Slice of Life 2013

Talking About Tough Topics

As I was driving in to school on Monday morning I kept thinking about all that had happened over the weekend in our country and if I could/should talk about it in my classroom. In the days since the election, many of my colleagues and I have been tip-toeing through the new political landscape, anxious not to step on toes yet strongly convicted to speak up about the issues that matter. This is not easy in a “red” state in the south.

I chatted with a few of my colleagues after I arrived at school, and they too felt that we needed to address it, but how? How do we even begin to address the chaos that is happening in our world today?

I opted to have the students respond to a prompt that I put up on the board. The prompt consisted of a statement about the executive order to ban Syrian refugees and the travel ban on the other majority-Muslim countries. I asked students to share their response to this event as well as ask any questions they had.

The response was lukewarm at best. Students either wrote “I heard something about a ban, but I am not sure what it’s about” or “I guess the president is just trying to keep us safe.” One student wrote that President Trump was just “doing what he promised” and he didn’t understand why people were so “surprised” by it.

I received the strongest reactions from my 2nd period ESL English II class. This class consists of immigrants from mostly Latin American countries, and one student who is a recent arrival from Syria. They wrote of confusion of why President Trump “hates” them and why he wants to send people back to countries where they might be killed. Their responses were heartbreaking. My student from Syria said he felt like the “luckiest person alive” since his family was one of the lucky ones to be able to come to this country, when many members of his family and friends were still stuck in Syria. He also shared that it took his family three years to complete the vetting process. Extreme vetting?  Talking about what is going on gave me and my co-teacher the opportunity to reassure our students that we are here for them and that we support them.

While most of my colleagues agree that we must talk to our students about what’s happening in our country today, none are really quite sure how to go about it.This is all new territory for most of us.

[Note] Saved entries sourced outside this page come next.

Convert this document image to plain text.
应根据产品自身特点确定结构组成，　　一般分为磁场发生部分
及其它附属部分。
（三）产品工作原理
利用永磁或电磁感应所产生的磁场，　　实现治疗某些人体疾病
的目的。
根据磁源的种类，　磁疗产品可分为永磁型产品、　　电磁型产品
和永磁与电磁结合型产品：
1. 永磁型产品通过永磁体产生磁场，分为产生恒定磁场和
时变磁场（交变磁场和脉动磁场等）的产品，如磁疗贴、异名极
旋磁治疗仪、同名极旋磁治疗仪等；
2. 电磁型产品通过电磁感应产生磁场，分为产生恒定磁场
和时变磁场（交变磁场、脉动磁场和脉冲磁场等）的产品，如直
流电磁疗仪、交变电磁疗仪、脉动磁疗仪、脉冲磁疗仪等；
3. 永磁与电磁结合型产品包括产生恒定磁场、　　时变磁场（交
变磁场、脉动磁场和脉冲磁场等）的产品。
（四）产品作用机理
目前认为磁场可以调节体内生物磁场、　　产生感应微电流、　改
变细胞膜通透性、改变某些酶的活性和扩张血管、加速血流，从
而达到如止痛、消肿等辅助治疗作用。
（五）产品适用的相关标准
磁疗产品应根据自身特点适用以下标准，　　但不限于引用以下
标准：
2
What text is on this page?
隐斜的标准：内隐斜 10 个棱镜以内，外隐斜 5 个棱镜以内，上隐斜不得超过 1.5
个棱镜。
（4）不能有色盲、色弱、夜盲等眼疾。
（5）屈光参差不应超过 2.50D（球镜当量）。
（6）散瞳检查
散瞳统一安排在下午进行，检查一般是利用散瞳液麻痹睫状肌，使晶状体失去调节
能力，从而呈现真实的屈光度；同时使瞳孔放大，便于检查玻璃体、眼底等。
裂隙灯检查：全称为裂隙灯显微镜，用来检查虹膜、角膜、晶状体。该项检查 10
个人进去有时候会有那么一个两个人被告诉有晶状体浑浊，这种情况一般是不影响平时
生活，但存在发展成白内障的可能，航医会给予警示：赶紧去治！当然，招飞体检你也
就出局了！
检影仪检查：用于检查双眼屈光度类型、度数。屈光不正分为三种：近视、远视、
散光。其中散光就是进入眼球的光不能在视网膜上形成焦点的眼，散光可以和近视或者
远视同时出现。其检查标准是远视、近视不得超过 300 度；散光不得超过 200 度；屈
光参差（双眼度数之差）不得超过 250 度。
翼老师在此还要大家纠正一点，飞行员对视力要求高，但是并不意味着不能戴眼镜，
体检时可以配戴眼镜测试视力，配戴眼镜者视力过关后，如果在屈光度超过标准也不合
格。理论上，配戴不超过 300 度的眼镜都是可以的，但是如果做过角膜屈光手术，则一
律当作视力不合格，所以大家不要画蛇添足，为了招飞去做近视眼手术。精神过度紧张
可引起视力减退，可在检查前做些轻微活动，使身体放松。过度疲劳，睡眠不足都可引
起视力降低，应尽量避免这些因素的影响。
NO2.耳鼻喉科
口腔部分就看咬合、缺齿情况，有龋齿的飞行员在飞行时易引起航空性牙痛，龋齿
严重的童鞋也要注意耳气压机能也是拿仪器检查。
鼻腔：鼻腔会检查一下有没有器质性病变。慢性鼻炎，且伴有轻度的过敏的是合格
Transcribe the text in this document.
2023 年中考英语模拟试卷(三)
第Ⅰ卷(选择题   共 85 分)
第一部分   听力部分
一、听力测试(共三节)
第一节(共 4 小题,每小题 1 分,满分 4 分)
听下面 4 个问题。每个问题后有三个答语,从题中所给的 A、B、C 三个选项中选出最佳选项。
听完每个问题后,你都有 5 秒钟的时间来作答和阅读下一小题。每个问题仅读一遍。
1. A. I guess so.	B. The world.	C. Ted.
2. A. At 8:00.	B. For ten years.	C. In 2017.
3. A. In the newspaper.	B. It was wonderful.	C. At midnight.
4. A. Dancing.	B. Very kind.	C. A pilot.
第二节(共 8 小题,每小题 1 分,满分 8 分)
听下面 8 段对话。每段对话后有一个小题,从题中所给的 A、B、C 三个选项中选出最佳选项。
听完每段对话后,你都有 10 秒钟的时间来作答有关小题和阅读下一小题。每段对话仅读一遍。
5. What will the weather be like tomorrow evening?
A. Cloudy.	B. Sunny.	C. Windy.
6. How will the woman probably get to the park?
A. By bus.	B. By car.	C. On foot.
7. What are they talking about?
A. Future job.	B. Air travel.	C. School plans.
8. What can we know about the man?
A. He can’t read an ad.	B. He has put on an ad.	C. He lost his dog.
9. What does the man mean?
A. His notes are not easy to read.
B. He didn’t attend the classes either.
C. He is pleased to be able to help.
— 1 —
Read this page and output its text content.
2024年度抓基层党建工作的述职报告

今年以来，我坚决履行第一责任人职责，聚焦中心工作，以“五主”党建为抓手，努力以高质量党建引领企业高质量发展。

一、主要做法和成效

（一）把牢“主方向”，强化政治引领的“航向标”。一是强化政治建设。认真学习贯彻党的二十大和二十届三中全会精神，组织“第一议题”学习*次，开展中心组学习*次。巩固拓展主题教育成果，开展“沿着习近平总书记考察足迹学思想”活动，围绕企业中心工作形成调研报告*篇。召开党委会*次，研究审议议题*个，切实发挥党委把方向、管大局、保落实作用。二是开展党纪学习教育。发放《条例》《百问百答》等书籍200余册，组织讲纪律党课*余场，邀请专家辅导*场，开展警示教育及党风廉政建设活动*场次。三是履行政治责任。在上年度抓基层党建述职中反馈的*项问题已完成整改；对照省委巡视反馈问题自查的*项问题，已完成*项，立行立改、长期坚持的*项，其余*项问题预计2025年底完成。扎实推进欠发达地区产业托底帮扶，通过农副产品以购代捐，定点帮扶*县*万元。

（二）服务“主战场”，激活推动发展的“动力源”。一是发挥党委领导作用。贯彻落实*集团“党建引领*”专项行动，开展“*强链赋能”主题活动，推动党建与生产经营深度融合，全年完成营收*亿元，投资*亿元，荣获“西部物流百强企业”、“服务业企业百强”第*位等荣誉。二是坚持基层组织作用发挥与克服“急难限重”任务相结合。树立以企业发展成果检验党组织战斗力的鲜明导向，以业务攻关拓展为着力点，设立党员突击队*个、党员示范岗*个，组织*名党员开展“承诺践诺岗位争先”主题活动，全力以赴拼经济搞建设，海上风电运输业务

I believe that the lukewarm response from my students is at best a reflection of their lack of engagement with the news. Students whose parents are vocal tend to have the most knowledge about what’s going on, but the students in my classroom today seem largely unaware of the seriousness of the rapidly changing political landscape.

How about you? Are you wanting to teach about the Muslim-ban, the “wall” or any of the other executive decisions coming down from Washington?

Here are a few resources I’ve found over the past few days that might help you:

Facing History

Pernille Ripp started a google doc with a multitude of resources: 

New York Times Learning Network 

I teach high school freshman, and I think about how they will be eligible to vote in the 2020 election. It is imperative that I help them to be informed and to learn to think critically about the issues facing our country today.


Courage over Comfort

I’ve been reading some of the slices posted today by women who participated in the Women’s March this past Saturday. I also participated in the march here in Raleigh where organizers were expecting 3,000 women and ended up with an estimated 17,000+ marchers.

When I first heard about the March on Washington a few weeks ago, I remember texting my daughter to see if she would be participating since she lives in DC. She was on board from the start and was eagerly anticipating the event, not knowing what to expect.

When I discovered that there would be “sister marches” all over the country I quickly researched and found one right here in Raleigh. I knew it was where I needed to be.

Like many of you who marched, it was an overwhelmingly positive experience for me, my husband, and my daughter and her friends. We came away from the march even more committed to supporting the causes that are important to us and felt empowered to take action in the face of opposition. History was made that day and we were all a part of it.

In the days since the march, the trolls have been busy trying to discredit the legitimacy of the march, openly questioning why women marched in the first place, and posting memes and making comments ridiculing the women who marched. Even one of our NC senators took a shot at us on Twitter. You can read about it here.

This is just one example of the kind of negative responses many of us were confronted with after speaking out. I don’t know about you, but I am not big on criticism, especially this kind. I expect a lot of you feel the same way. What I suspect is that the people who are throwing stones at us for marching are hoping that this backlash will cause us to withdraw from the fight, to stop speaking out to avoid further criticism and attack. Appeals abound on Facebook and Twitter for “people to get over it” and “stop trying to divide our country even more.”

My nature tells me that if I continue to speak out and become more engaged in this fight I will have to face more of this and likely it will intensify as we make progress in the battle for human rights. Honestly, I’m tired and we are only a few days in!

“Let us not become weary in doing good, for at the proper time we will reap a harvest if we do not give up.” (Galatians 6:9) 

I am praying that I will not grow weary in the days ahead. That I will not give up but keep on fighting for what’s right. That all the women, men, and children who marched all over the world on Saturday will continue to speak out and it will make a difference.